Vinay Samuel and Chris Sugden Church of England Newspaper January 15
Media reports prior to the Canterbury gathering heavily trailed as a resolution to the current crisis that churches might remain in communion with Canterbury while some were not in communion with others.
Our hope and prayer is that the Communion will take a firmer line than this in support of the settled Christian teaching on marriage which has stood the test of time.
TEC and Canada will never return to Lambeth 1.10. They cannot do so. The changed culture in the west will not go back. The key issue is not waiting for them to change or acting in such a way that will facilitate their change. The key issue is how the communion should continue if it is accepted that they should not be asked to leave.
African and other provinces have been faithfully ministering to the poor, to Ebola victims, to those who live with same-sex attraction and behaviour, to those persecuted in the Middle East and Pakistan, struggling to maintain faithful witness.

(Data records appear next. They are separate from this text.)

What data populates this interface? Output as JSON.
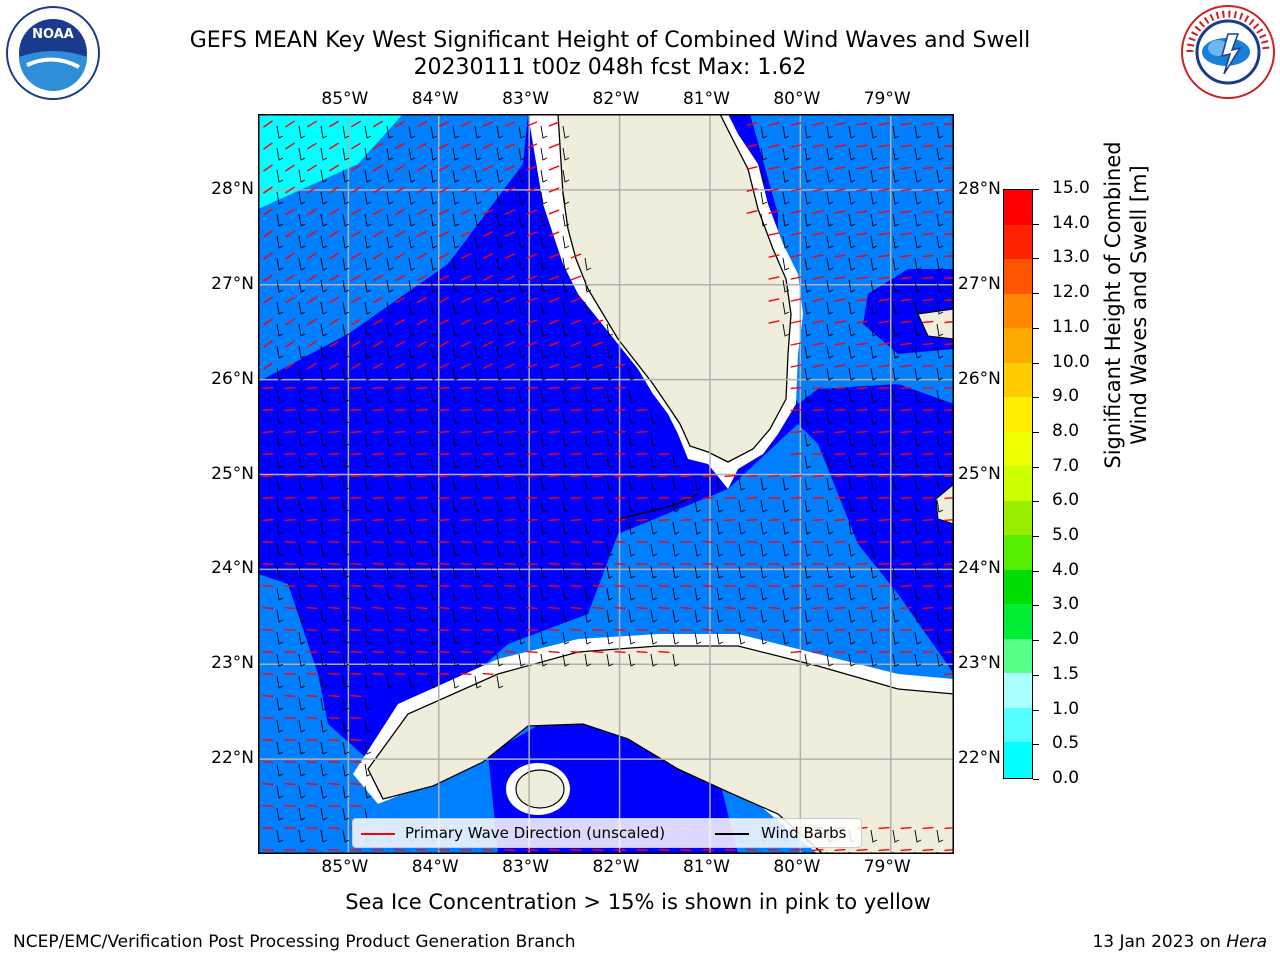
{
  "header": {
    "title_line1": "GEFS MEAN Key West Significant Height of Combined Wind Waves and Swell",
    "title_line2": "20230111 t00z 048h fcst   Max: 1.62"
  },
  "logos": {
    "left_name": "noaa-logo",
    "left_text": "NOAA",
    "left_ring_text": "NATIONAL OCEANIC AND ATMOSPHERIC ADMINISTRATION · U.S. DEPARTMENT OF COMMERCE",
    "right_name": "nws-logo",
    "right_ring_text": "NATIONAL WEATHER SERVICE"
  },
  "map": {
    "lon_labels": [
      "85°W",
      "84°W",
      "83°W",
      "82°W",
      "81°W",
      "80°W",
      "79°W"
    ],
    "lat_labels": [
      "28°N",
      "27°N",
      "26°N",
      "25°N",
      "24°N",
      "23°N",
      "22°N"
    ],
    "extent": {
      "lon_min": -86,
      "lon_max": -78.3,
      "lat_min": 21,
      "lat_max": 28.8
    },
    "colors": {
      "land": "#efeddc",
      "shallow": "#0000ff",
      "mid": "#0080ff",
      "cyan": "#00ffff",
      "grid": "#b0b0b0"
    }
  },
  "legend": {
    "wave_label": "Primary Wave Direction (unscaled)",
    "wind_label": "Wind Barbs",
    "wave_color": "#ff0000",
    "wind_color": "#000000"
  },
  "colorbar": {
    "title_line1": "Significant Height of Combined",
    "title_line2": "Wind Waves and Swell [m]",
    "ticks": [
      "15.0",
      "14.0",
      "13.0",
      "12.0",
      "11.0",
      "10.0",
      "9.0",
      "8.0",
      "7.0",
      "6.0",
      "5.0",
      "4.0",
      "3.0",
      "2.0",
      "1.5",
      "1.0",
      "0.5",
      "0.0"
    ],
    "colors": [
      "#ff0000",
      "#ff2200",
      "#ff5500",
      "#ff8800",
      "#ffaa00",
      "#ffcc00",
      "#ffee00",
      "#eeff00",
      "#ccff00",
      "#99ee00",
      "#55ee00",
      "#00dd00",
      "#00ee33",
      "#55ff88",
      "#aaffff",
      "#55ffff",
      "#00ffff",
      "#0080ff",
      "#0000ff"
    ]
  },
  "footer": {
    "note": "Sea Ice Concentration > 15% is shown in pink to yellow",
    "left": "NCEP/EMC/Verification Post Processing Product Generation Branch",
    "right_prefix": "13 Jan 2023 on ",
    "right_host": "Hera"
  }
}
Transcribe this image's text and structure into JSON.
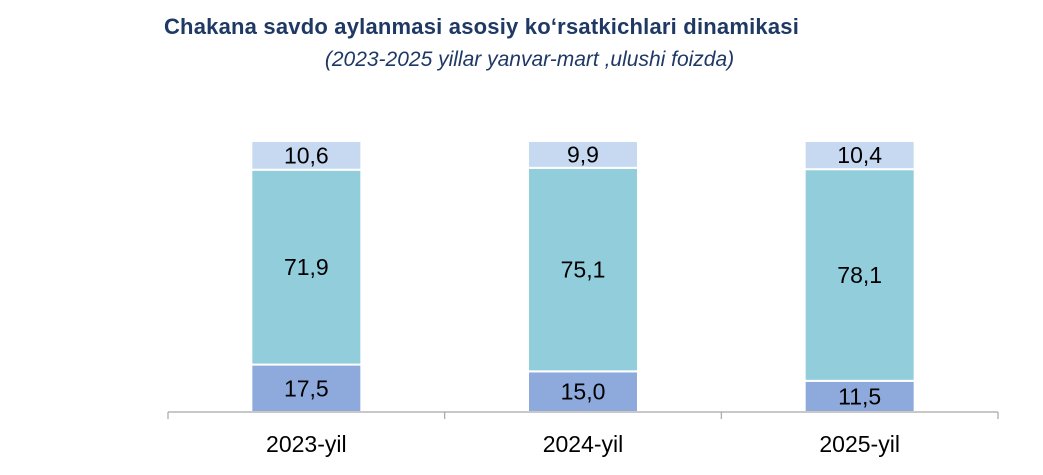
{
  "header": {
    "title": "Chakana savdo aylanmasi asosiy ko‘rsatkichlari dinamikasi",
    "subtitle": "(2023-2025 yillar yanvar-mart ,ulushi foizda)"
  },
  "chart_data": {
    "type": "bar",
    "stacked": true,
    "categories": [
      "2023-yil",
      "2024-yil",
      "2025-yil"
    ],
    "series": [
      {
        "values": [
          17.5,
          15.0,
          11.5
        ],
        "labels": [
          "17,5",
          "15,0",
          "11,5"
        ],
        "color": "#8eaadc"
      },
      {
        "values": [
          71.9,
          75.1,
          78.1
        ],
        "labels": [
          "71,9",
          "75,1",
          "78,1"
        ],
        "color": "#92cddc"
      },
      {
        "values": [
          10.6,
          9.9,
          10.4
        ],
        "labels": [
          "10,6",
          "9,9",
          "10,4"
        ],
        "color": "#c6d9f1"
      }
    ],
    "ylim": [
      0,
      100
    ],
    "grid": false,
    "legend": "none",
    "xlabel": "",
    "ylabel": ""
  }
}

Now they are being made the villains of the piece for strongly objecting to the heresies of TEC. Yet TEC has created the problem. Their churches are declining in numbers, their leaders espouse heresy, and they insist everyone become like them.
If TEC remains we do not see how it will be possible to contain them. That will put increasing pressure on the orthodox including members of the Global South that will more likely lead to their exit sooner rather than later. TEC and Canada must be told plainly that the future of the communion is in their hands. Since they have created the problem, they must come up with a solution. They are making it look as if the Orthodox provinces have created the problem. If TEC wishes this historic communion to survive they must be prepared to make sacrifices. They need to give undertakings that satisfy the rest or withdraw from the Communion. GAFCON must be willing to say what will enable them to accept the continuing membership of TEC and Canada in the Communion, short of them becoming orthodox which is now impossible. The future of the communion is in TEC’s hands. The Archbishop of Canterbury should put much pressure on TEC to come up with a viable solution.

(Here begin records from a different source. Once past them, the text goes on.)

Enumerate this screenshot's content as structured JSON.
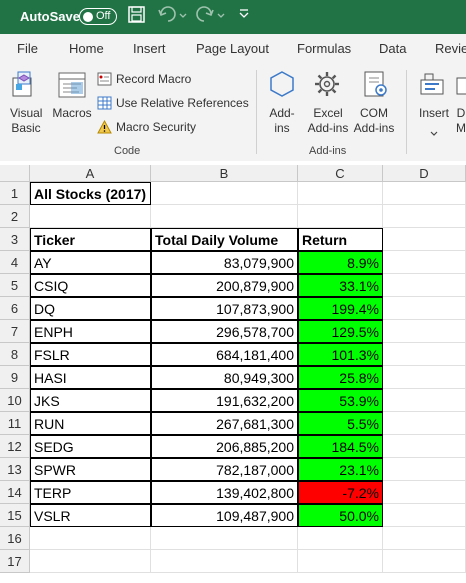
{
  "titlebar": {
    "autosave": "AutoSave",
    "toggle": "Off"
  },
  "tabs": [
    "File",
    "Home",
    "Insert",
    "Page Layout",
    "Formulas",
    "Data",
    "Revie"
  ],
  "ribbon": {
    "visual_basic": "Visual Basic",
    "macros": "Macros",
    "record_macro": "Record Macro",
    "relative_refs": "Use Relative References",
    "macro_security": "Macro Security",
    "code_group": "Code",
    "add_ins": "Add-ins",
    "excel_add_ins": "Excel Add-ins",
    "com_add_ins": "COM Add-ins",
    "addins_group": "Add-ins",
    "insert": "Insert",
    "design": "D M"
  },
  "columns": [
    "A",
    "B",
    "C",
    "D"
  ],
  "rows": [
    "1",
    "2",
    "3",
    "4",
    "5",
    "6",
    "7",
    "8",
    "9",
    "10",
    "11",
    "12",
    "13",
    "14",
    "15",
    "16",
    "17"
  ],
  "sheet": {
    "title": "All Stocks (2017)",
    "headers": [
      "Ticker",
      "Total Daily Volume",
      "Return"
    ],
    "data": [
      {
        "ticker": "AY",
        "volume": "83,079,900",
        "ret": "8.9%",
        "positive": true
      },
      {
        "ticker": "CSIQ",
        "volume": "200,879,900",
        "ret": "33.1%",
        "positive": true
      },
      {
        "ticker": "DQ",
        "volume": "107,873,900",
        "ret": "199.4%",
        "positive": true
      },
      {
        "ticker": "ENPH",
        "volume": "296,578,700",
        "ret": "129.5%",
        "positive": true
      },
      {
        "ticker": "FSLR",
        "volume": "684,181,400",
        "ret": "101.3%",
        "positive": true
      },
      {
        "ticker": "HASI",
        "volume": "80,949,300",
        "ret": "25.8%",
        "positive": true
      },
      {
        "ticker": "JKS",
        "volume": "191,632,200",
        "ret": "53.9%",
        "positive": true
      },
      {
        "ticker": "RUN",
        "volume": "267,681,300",
        "ret": "5.5%",
        "positive": true
      },
      {
        "ticker": "SEDG",
        "volume": "206,885,200",
        "ret": "184.5%",
        "positive": true
      },
      {
        "ticker": "SPWR",
        "volume": "782,187,000",
        "ret": "23.1%",
        "positive": true
      },
      {
        "ticker": "TERP",
        "volume": "139,402,800",
        "ret": "-7.2%",
        "positive": false
      },
      {
        "ticker": "VSLR",
        "volume": "109,487,900",
        "ret": "50.0%",
        "positive": true
      }
    ]
  },
  "colors": {
    "excel_green": "#217346",
    "positive": "#00ff00",
    "negative": "#ff0000"
  }
}
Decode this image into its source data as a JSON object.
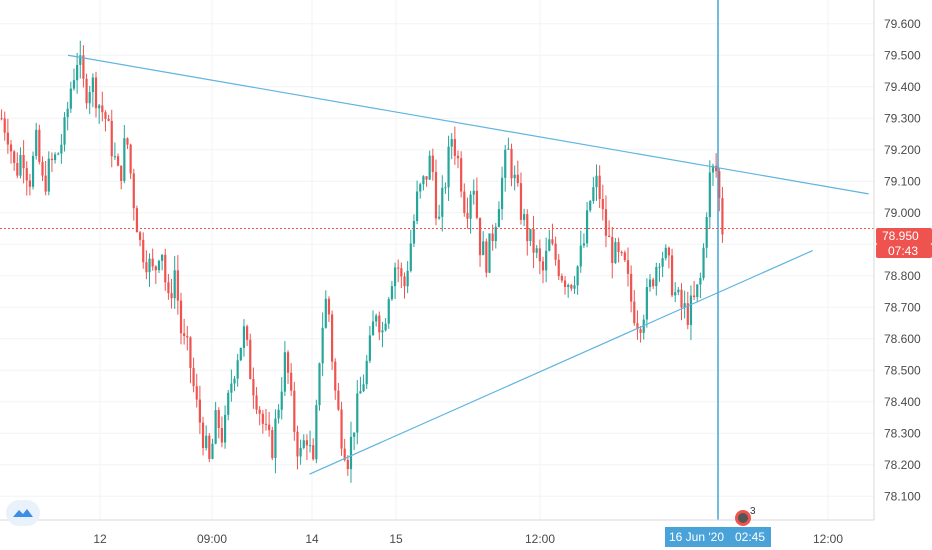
{
  "chart_data": {
    "type": "candlestick",
    "ylim": [
      78.05,
      79.65
    ],
    "y_ticks": [
      "79.600",
      "79.500",
      "79.400",
      "79.300",
      "79.200",
      "79.100",
      "79.000",
      "78.900",
      "78.800",
      "78.700",
      "78.600",
      "78.500",
      "78.400",
      "78.300",
      "78.200",
      "78.100"
    ],
    "x_ticks": [
      "12",
      "09:00",
      "14",
      "15",
      "12:00",
      "12:00"
    ],
    "cursor_date_label": "16 Jun '20",
    "cursor_time_label": "02:45",
    "last_price_label": "78.950",
    "countdown_label": "07:43",
    "last_price": 78.95,
    "colors": {
      "up": "#26a69a",
      "down": "#ef5350",
      "trendline": "#5fb4e0",
      "cursor": "#42a5d5",
      "price_line": "#ef5350"
    },
    "trendlines": [
      {
        "name": "",
        "points": [
          [
            0.073,
            79.5
          ],
          [
            0.932,
            79.06
          ]
        ]
      },
      {
        "name": "",
        "points": [
          [
            0.332,
            78.17
          ],
          [
            0.872,
            78.88
          ]
        ]
      }
    ],
    "candles_path": [
      79.3,
      79.25,
      79.12,
      79.2,
      79.1,
      79.22,
      79.08,
      79.15,
      79.18,
      79.25,
      79.4,
      79.5,
      79.38,
      79.42,
      79.35,
      79.3,
      79.2,
      79.1,
      79.25,
      79.05,
      78.9,
      78.85,
      78.8,
      78.92,
      78.7,
      78.82,
      78.6,
      78.55,
      78.4,
      78.3,
      78.2,
      78.35,
      78.28,
      78.45,
      78.55,
      78.62,
      78.48,
      78.4,
      78.3,
      78.25,
      78.4,
      78.55,
      78.35,
      78.22,
      78.3,
      78.18,
      78.6,
      78.75,
      78.45,
      78.3,
      78.22,
      78.35,
      78.45,
      78.55,
      78.7,
      78.62,
      78.78,
      78.85,
      78.75,
      78.9,
      79.05,
      79.1,
      79.18,
      78.95,
      79.1,
      79.25,
      79.15,
      79.0,
      79.12,
      78.9,
      78.85,
      78.95,
      79.08,
      79.2,
      79.1,
      79.0,
      78.92,
      78.88,
      78.8,
      78.9,
      78.85,
      78.8,
      78.78,
      78.82,
      78.9,
      79.05,
      79.1,
      78.95,
      78.88,
      78.85,
      78.82,
      78.7,
      78.65,
      78.72,
      78.8,
      78.88,
      78.85,
      78.75,
      78.7,
      78.68,
      78.72,
      78.8,
      79.1,
      79.15,
      78.95
    ]
  }
}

Work with the GAFCON Theological Resource Team which prepared for and followed the Jerusalem Conference between 2008 and 2012 showed clearly that non-western ( mainly African) members of the team approached doctrinal matters very differently from some western members for whom doctrine was about how far truth in propositional statements was faithful to the text of the bible or of the creeds and formularies. The primary focus for non-western theologians was on the practical discipleship implications of any doctrine: doctrine was primarily performative and not propositional. That is why the issue of same-sex marriage has caused such distress for the non-western churches. They are not much interested in the endless debate on how biblical that proposition is, but on what it means for Christian discipleship and witness in their context.
Anglican Identity is rooted in the injunction to Timothy to “Guard the deposit (What has been entrusted to his care)” I Timothy 6:20. The apostolic faith is entrusted to Timothy who is the anointed guardian of the faith. The focus is on both and not just the deposit. One focuses on the purity and safety of the doctrinal formulation and the other on the apostolically anointed leadership that ensures it from generation to generation. The early fathers saw it that way, as did John Stott.

Anglican orthodoxy is affirmed by commitment to biblical authority and the creeds and formularies of the Church as the normative expressions of the apostolic faith. The Jerusalem Statement is a contemporary document by which orthodox, biblical and apostolic faith is reiterated.

Anglican identity is an ecclesial and historical identity, distinct from orthodox identity. The Church’s catholicity is expressed in several historic streams, Roman. Anglican, Orthodox, Lutheran etc. Anglican identity comes from the historic stream of Anglicanism that originated with the Anglican Reformation. It can trace its history to the Apostles and its connection to the Church from its beginning. We are not free to set up our own biblical, orthodox identity without connecting it with something historically apostolic. The apostolic tradition should not be reduced to just creeds, texts and formularies. That is focusing solely on the deposit and setting aside the role of the guardians of the deposit.

If guardians clearly depart from the faith and fail to protect the deposit, they are to be rejected. The Church of England has not done that so far. Its agreed doctrines and practices are orthodox and so Canterbury still affirms Anglican identity. That may change if the Church changes its doctrine.